Auch beim Ausbau des 5G-Mobilfunks hinkt Deutschland hinterher, was kleine und mittlere Unternehmen in bestimmten Regionen ausbremst.
Schließlich fehlt es der Bundesrepublik an IT-Fachkräften. Nach Angaben des Branchenverbands Bitkom sind derzeit 86.000 Stellen für IT-Experten unbesetzt. Sieben von zehn Unternehmen klagen demnach über einen Mangel an IT-Fachkräften und 60 Prozent erwarten, dass sich die Situation in den kommenden Jahren verschärfen wird.
Chip-Engpässe in der Autoindustrie
Die deutsche Autoindustrie hat seit der Corona-Krise erhebliche Probleme, die Produktion hochzufahren, weil es an Halbleitern und anderen Komponenten mangelt.
Da heimische Autohersteller und Zulieferer fast ausschließlich auf Chips von wenigen Herstellern in Asien und den Vereinigten Staaten angewiesen sind, haben die Unterbrechungen der Lieferketten eine Achillesferse im Geschäftsmodell der hiesigen Autoindustrie offenbart.
Während Deutschland im Zuge der Globalisierung einen Boom erlebt hat, erweist sich das weltweite Netz von Lieferketten, welches die Wirtschaft angekurbelt hatte, nun als kritische Schwachstelle.
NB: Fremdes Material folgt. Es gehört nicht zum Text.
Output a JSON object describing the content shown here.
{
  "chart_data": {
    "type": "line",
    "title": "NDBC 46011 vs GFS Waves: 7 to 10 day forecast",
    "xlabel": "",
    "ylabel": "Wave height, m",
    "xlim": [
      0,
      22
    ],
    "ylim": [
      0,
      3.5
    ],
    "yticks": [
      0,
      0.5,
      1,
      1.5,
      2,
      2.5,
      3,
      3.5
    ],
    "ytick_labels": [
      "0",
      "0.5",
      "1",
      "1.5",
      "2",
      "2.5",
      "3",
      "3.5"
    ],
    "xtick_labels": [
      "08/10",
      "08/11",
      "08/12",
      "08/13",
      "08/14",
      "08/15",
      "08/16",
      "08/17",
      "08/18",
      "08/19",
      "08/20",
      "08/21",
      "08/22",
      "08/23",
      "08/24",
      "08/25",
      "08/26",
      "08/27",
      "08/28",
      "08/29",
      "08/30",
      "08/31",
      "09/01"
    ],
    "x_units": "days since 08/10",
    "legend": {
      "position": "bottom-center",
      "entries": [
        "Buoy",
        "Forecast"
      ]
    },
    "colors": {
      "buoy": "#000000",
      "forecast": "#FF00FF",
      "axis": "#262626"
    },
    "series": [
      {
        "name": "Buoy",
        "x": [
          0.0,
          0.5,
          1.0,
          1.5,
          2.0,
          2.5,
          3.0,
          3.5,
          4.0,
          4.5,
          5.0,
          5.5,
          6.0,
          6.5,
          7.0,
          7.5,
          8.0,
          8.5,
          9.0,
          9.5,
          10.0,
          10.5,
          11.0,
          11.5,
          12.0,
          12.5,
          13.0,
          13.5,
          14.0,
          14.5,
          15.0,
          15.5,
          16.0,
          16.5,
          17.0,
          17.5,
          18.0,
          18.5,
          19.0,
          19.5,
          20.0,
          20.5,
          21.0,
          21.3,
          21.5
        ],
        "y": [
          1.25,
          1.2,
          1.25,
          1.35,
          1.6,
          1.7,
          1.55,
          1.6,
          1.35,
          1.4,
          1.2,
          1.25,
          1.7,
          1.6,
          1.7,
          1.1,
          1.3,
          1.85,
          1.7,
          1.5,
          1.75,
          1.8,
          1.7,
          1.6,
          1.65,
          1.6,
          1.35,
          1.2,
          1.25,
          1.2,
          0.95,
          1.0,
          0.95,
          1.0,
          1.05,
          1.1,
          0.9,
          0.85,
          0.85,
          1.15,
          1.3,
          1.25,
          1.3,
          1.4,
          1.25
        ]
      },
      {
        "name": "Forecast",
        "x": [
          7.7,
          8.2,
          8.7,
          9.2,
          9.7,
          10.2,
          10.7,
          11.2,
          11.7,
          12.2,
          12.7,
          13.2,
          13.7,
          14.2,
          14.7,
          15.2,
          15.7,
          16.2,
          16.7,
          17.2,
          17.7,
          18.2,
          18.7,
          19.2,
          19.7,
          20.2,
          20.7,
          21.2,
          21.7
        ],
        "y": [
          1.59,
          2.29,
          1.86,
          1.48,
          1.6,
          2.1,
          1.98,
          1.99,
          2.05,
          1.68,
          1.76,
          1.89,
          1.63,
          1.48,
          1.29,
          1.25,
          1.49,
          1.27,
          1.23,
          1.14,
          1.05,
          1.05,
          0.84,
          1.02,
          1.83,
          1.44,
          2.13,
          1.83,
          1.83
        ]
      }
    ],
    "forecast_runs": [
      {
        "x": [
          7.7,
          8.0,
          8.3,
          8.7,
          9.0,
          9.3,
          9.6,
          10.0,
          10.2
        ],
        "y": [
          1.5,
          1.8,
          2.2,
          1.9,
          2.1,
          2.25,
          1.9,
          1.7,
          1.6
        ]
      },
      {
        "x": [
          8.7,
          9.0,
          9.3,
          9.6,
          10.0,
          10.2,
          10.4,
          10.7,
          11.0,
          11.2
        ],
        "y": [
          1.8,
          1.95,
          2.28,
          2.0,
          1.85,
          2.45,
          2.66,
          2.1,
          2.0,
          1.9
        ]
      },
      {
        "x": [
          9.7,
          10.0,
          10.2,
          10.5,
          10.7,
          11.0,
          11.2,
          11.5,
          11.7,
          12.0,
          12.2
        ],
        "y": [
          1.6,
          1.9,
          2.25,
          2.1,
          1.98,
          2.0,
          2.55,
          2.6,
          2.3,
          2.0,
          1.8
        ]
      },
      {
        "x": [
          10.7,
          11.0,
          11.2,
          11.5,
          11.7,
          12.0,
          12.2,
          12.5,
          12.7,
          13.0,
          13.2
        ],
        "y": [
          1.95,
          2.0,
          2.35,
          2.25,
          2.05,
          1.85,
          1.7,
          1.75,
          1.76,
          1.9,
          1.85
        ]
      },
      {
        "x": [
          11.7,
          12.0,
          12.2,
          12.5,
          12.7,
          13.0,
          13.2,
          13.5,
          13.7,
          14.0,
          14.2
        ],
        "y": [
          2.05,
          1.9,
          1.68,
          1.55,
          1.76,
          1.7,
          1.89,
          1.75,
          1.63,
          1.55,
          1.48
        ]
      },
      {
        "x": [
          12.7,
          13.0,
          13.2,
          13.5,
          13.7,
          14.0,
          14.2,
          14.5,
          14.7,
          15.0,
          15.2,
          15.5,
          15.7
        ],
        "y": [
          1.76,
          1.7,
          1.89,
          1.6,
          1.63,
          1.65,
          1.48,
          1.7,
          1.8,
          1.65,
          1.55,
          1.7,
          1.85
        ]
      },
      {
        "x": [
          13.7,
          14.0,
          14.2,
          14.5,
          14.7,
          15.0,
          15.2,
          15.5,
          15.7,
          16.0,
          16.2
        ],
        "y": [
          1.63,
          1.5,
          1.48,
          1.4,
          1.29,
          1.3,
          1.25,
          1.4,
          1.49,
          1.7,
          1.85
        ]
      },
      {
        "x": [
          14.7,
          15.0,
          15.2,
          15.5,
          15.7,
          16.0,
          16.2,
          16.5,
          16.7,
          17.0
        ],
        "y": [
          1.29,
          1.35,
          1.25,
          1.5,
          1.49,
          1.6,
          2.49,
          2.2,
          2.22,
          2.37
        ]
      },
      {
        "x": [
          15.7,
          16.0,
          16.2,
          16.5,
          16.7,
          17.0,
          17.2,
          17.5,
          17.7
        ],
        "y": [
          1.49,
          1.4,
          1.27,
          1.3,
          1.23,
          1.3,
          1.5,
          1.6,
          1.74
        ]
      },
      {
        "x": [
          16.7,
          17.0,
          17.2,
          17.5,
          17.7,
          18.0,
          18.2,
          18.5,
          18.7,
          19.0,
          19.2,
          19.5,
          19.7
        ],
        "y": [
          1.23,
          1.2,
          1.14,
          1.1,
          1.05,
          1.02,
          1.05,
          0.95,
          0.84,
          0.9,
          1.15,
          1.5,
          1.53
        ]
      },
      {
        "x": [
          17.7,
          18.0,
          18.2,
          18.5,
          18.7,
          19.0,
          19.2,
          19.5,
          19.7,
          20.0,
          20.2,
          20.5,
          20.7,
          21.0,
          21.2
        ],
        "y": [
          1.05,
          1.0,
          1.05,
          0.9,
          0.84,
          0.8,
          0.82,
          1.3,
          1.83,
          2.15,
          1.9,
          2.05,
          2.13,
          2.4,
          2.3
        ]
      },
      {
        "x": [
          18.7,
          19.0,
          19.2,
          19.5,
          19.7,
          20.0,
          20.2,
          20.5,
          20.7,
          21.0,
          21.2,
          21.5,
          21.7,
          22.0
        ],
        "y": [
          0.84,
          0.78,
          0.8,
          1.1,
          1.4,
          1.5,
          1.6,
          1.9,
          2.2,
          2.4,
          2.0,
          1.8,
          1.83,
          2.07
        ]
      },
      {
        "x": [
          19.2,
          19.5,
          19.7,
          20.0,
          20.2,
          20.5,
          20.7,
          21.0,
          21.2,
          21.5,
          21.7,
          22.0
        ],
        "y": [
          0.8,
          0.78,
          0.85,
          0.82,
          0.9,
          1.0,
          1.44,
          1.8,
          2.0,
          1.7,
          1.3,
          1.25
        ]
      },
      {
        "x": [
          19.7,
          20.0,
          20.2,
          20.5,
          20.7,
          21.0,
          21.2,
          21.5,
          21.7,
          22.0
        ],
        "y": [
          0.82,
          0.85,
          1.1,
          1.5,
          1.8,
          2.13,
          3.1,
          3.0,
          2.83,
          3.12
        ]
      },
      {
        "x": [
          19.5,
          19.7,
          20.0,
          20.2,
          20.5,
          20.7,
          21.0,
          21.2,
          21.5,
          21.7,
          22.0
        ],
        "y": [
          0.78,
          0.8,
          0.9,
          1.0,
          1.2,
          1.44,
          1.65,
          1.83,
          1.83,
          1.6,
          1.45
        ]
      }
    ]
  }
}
Laut einer Umfrage des Ifo-Instituts meldeten im September 77,4 % der Industrieunternehmen Schwierigkeiten bei der Beschaffung von Zwischenprodukten und Rohstoffen. Bei den Automobilherstellern stieg diese Zahl auf beispiellose 97 %.
Die alternde Bevölkerung
Nach Jahrzehnten, die von relativ niedrigen Geburtenraten sowie ungleichmäßiger - und inzwischen oft ungewollter - Zuwanderung gekennzeichnet sind, wird Deutschland immer älter.
Angesichts einer rasch alternden Gesellschaft und einer schrumpfenden Zahl von Erwerbstätigen hat Merkel Forderungen nach einer Reform des öffentlichen Rentensystems und einer flexibleren Gestaltung der Einwanderungsregeln weitgehend ignoriert.
Nach aktueller Gesetzeslage soll das Alter, mit dem Bürger eine volle staatliche Rente ohne Abschläge beziehen können, bis 2031 schrittweise von 65 auf 67 Jahre steigen. Ein Gremium von Wirtschaftsberatern der Bundesregierung hat sogar vorgeschlagen, die Altersgrenze bis 2042 weiter auf 68 Jahre anzuheben. Das Gesetz war von Merkels erster Koalitionsregierung im Jahr 2006 eingeführt worden.
Nach Angaben des Instituts für Weltwirtschaft (IfW) wird der Höhepunkt der Beschäftigung in Deutschland voraussichtlich im Jahr 2023 mit fast 46 Millionen Erwerbstätigen erreicht sein. Danach werden voraussichtlich mehr Menschen den Arbeitsmarkt verlassen als neue Arbeitskräfte hinzukommen. Das bedeutet, dass Deutschland ab 2026 jedes Jahr rund 130.000 Menschen im erwerbsfähigen Alter verlieren wird.
Experten zufolge könnte dieses Problem durch eine höhere Zuwanderung, bessere Kinderbetreuungsangebote zur Erhöhung der Erwerbsbeteiligung von Eltern und flexiblere Arbeitszeitmodelle, um ältere Menschen so lange wie möglich im Erwerbsleben zu halten, entschärft werden.